God had to be there. He just had to listen. Not because of Wyatt, who didn’t deserve a moment’s notice from the Almight
y, but for Matty. The kid was an innocent. He didn’t deserve to be hurt because of Wyatt’s negligence.
He felt like throwing up as he scooped his son into his arms as gently as he could and tried to soothe him with whispered words. Matty had been injured on his watch.
Carolina would never forgive him.
He would never forgive himself.
But despite his own sense of humiliation and disgrace over what had just happened, he didn’t pause at all before running straight for the office.
For Carolina.
She was going to be so, so angry.
But she was a nurse, and Matty’s mom. She would know what to do, how to help him.
Wyatt was beyond thinking rationally. His son was hurt—his beloved son. And it was all his fault. Guilt and shame poured over him like thick, wet cement.
“What happened?” Carolina asked as Wyatt kicked the already partially open door wide with the toe of his boot.
“I goofed up,” Wyatt admitted bluntly. “I goofed up, and now Matty is injured.”
Carolina appeared not to have heard his words. Her eyes—and her full attention—were on Matty.
“Where does it hurt, baby?”
Matty tried to lift up his right arm and then wailed in pain, clutching his hand to his chest. “Owie!”
Wyatt cringed at the sound, and even more when he saw the little boy’s face crumple. It was like a punch in his already churning gut. He wanted to try to explain what had happened and why he had let Matty down, but he knew Carolina wasn’t interested in his excuses.
Not now. Maybe not ever.
Carolina took Matty’s right arm and examined it from his fingertips to his shoulder.

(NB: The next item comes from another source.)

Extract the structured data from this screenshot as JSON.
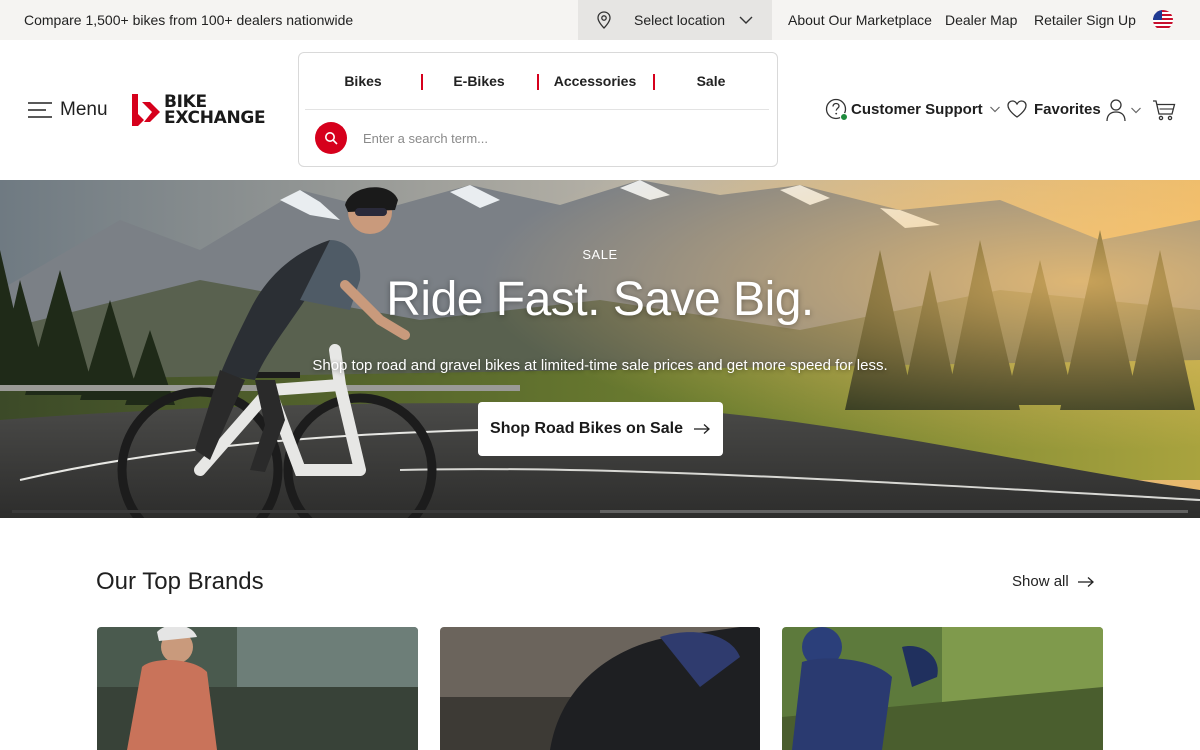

“I think he may have fractured his wrist. It might just be a few torn ligaments, but he’s having difficulty moving it. At the very least he has hyperextended his thumb. We’ll have to get his hand x-rayed to know for certain.” She picked up a stray board. “I’m going to stabilize his hand until we can get him to the doctor. I’ll need a roll of gauze.”
She sounded amazingly calm and collected, considering what she was saying, and she expertly wrapped Matty’s arm within minutes.